The public, I have learned over the years, forms its judgments mainly through interactions with other people, through dialogues and discussion.  People weigh what they hear from other against their own convictions.  They compare notes with one another, they assess the views of others in terms of what makes sense to them, and, above all, they consult their feelings and their values.  The public doesn’t distinguish sharply between facts and values, as journalists and social scientists do.

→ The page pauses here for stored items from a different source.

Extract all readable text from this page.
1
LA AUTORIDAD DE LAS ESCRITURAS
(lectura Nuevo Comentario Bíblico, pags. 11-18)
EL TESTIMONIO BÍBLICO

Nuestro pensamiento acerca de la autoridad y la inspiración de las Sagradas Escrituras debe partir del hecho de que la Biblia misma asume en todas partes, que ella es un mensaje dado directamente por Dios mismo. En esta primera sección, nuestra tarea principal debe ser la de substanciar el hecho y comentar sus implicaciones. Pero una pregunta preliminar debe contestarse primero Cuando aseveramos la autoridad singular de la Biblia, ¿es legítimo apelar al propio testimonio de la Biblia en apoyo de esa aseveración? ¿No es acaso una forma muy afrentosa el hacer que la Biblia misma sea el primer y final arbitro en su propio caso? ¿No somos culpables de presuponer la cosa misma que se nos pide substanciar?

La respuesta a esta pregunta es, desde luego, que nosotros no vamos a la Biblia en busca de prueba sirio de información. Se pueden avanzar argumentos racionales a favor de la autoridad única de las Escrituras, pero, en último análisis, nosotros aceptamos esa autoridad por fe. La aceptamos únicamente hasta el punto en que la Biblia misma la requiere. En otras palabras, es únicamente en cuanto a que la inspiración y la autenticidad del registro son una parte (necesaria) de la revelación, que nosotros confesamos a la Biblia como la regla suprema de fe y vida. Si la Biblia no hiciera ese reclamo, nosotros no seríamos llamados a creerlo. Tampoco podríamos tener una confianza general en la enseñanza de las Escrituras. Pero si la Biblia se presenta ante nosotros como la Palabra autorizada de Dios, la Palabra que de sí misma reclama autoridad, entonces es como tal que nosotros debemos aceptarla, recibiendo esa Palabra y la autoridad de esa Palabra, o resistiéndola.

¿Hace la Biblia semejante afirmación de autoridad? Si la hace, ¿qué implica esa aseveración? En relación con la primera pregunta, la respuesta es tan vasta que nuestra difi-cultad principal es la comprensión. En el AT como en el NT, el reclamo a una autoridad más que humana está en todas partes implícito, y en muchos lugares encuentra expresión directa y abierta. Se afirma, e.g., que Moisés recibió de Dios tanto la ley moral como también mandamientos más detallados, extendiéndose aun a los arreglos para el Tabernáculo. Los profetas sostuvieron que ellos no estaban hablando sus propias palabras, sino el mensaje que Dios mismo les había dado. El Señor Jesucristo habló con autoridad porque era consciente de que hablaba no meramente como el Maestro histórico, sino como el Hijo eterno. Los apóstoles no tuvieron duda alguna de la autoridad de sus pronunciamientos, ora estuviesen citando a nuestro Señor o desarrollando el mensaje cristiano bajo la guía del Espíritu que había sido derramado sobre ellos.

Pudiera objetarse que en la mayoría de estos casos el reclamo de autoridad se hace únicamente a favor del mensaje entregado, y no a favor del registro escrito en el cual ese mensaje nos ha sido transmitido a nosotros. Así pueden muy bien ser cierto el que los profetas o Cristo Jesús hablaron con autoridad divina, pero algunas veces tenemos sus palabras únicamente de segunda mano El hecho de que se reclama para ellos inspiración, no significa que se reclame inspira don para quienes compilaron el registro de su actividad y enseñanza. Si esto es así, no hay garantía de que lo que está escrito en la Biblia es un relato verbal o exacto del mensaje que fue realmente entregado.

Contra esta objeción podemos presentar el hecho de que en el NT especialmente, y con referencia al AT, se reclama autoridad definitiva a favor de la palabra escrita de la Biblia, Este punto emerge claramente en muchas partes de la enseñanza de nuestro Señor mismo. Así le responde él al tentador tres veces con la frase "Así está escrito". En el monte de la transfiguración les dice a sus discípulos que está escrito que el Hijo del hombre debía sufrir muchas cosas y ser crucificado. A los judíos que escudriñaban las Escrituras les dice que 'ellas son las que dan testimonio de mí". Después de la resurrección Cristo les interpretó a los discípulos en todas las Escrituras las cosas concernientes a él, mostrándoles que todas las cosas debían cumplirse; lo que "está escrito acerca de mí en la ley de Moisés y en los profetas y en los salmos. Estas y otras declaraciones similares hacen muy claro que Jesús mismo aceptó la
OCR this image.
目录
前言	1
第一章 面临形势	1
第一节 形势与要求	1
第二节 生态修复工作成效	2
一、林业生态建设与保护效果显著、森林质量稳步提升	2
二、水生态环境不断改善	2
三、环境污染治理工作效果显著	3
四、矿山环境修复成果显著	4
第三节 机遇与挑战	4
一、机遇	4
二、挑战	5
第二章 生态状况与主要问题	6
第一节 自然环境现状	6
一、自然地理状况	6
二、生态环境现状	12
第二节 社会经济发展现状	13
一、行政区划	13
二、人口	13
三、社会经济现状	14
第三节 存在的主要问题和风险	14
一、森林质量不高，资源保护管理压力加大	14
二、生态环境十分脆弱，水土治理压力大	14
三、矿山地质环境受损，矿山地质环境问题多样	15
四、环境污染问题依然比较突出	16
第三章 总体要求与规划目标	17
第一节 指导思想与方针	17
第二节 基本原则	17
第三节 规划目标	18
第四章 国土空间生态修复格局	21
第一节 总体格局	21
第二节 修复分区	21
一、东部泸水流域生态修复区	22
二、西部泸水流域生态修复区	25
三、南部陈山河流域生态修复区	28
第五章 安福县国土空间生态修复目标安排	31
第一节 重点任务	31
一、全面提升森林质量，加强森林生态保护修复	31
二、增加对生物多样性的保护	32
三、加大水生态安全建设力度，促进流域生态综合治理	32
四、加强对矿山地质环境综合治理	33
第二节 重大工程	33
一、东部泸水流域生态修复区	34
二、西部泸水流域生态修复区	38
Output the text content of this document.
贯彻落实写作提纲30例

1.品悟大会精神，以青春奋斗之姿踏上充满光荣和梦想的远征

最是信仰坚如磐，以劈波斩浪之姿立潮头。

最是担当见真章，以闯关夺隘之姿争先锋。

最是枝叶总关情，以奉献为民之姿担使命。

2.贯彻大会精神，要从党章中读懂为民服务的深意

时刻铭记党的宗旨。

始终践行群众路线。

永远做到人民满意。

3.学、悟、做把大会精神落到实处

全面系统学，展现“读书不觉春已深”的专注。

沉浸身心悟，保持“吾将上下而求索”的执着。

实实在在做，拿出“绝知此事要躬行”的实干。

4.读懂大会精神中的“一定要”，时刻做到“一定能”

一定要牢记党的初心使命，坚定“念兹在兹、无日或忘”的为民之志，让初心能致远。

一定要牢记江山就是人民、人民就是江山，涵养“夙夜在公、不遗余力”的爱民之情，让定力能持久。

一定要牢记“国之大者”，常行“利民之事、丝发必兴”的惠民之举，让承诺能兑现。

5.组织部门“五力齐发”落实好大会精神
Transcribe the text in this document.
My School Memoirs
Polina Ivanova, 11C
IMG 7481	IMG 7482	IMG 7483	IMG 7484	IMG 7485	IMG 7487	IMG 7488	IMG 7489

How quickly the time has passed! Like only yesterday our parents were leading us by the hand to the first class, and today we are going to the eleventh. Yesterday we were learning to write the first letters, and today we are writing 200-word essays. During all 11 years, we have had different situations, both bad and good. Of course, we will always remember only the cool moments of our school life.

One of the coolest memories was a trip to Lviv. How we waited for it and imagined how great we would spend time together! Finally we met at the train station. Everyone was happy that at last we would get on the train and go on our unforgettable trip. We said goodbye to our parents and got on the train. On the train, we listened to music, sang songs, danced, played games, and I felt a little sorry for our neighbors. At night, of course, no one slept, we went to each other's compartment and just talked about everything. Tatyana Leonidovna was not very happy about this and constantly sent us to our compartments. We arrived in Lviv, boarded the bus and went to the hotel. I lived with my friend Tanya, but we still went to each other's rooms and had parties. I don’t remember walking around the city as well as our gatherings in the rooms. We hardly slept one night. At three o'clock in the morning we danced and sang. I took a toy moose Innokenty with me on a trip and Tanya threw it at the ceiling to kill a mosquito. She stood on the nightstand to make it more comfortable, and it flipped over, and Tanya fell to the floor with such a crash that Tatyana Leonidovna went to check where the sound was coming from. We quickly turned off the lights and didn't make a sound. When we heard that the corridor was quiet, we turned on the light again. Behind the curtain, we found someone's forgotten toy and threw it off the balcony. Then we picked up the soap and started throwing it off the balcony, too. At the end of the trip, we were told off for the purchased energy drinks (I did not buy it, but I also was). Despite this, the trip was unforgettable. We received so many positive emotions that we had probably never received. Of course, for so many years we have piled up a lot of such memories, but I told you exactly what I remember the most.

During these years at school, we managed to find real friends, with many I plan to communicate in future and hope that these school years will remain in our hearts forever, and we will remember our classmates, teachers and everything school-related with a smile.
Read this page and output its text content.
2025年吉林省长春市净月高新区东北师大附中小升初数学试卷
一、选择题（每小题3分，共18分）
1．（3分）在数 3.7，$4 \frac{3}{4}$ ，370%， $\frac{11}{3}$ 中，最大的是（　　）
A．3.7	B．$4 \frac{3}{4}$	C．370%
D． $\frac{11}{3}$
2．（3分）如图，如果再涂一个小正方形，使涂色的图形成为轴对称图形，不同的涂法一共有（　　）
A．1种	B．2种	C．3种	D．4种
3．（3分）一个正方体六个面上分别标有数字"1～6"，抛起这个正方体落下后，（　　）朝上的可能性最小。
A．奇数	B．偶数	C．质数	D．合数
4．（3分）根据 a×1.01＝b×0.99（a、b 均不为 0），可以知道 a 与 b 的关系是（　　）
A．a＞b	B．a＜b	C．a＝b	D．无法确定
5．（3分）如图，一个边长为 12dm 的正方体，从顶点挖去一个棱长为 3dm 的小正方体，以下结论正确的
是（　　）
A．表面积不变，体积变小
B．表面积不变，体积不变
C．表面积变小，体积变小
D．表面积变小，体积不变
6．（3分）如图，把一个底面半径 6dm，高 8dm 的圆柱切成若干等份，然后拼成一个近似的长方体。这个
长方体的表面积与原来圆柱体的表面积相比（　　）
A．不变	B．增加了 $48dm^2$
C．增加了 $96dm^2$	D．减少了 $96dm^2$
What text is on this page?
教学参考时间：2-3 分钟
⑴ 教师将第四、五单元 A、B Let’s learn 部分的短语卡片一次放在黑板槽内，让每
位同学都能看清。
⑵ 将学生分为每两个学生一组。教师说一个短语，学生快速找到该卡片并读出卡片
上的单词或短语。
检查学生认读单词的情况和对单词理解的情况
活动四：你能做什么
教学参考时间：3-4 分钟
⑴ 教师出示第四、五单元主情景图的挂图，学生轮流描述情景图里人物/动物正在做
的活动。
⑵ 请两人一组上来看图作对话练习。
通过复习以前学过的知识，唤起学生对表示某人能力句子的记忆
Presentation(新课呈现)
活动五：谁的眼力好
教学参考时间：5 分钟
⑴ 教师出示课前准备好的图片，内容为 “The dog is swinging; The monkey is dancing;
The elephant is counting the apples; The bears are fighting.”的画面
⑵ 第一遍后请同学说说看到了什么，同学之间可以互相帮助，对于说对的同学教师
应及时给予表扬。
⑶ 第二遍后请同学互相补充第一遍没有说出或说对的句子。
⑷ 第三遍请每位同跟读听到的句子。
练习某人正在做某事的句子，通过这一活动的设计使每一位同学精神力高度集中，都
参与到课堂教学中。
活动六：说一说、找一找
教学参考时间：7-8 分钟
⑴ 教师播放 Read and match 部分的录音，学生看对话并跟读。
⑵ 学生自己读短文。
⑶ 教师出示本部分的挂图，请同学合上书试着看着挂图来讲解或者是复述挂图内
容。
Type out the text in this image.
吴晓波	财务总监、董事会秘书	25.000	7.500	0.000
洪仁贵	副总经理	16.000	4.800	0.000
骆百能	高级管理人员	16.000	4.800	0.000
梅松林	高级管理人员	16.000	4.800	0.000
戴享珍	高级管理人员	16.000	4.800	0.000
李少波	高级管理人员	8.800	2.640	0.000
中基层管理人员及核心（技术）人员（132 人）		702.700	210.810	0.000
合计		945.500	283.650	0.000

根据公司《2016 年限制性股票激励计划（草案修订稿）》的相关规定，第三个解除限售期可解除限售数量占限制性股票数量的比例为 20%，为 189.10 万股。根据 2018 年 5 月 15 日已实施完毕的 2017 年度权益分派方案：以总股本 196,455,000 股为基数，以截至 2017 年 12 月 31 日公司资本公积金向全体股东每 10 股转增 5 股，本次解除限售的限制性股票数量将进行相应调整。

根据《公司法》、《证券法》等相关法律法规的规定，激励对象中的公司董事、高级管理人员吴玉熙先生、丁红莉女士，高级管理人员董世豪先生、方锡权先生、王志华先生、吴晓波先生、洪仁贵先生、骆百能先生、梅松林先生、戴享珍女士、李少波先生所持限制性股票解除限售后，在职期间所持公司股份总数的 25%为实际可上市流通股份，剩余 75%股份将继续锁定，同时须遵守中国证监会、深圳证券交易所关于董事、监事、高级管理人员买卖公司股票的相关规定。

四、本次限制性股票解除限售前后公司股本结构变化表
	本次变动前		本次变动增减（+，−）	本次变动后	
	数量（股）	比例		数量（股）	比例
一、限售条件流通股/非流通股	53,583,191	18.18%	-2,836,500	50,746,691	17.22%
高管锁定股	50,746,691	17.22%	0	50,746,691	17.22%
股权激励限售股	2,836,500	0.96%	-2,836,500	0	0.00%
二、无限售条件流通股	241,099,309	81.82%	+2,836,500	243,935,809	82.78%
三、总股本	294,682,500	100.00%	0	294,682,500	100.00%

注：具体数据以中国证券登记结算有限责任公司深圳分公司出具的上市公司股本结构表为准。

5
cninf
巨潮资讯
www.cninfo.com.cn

Yankelovich draws his illustrations from foreign and domestic political affairs with a watchful eye on three critical moments of Dialogue: an acceptance of equality between the parties, an attempt at listening with empathy, and a willingness to surface any assumptions. Furthermore, he reinforces William Isaacs’ distinction between debate and dialogue by underscoring debate’s combative nature and dialogue’s collaborative spirit.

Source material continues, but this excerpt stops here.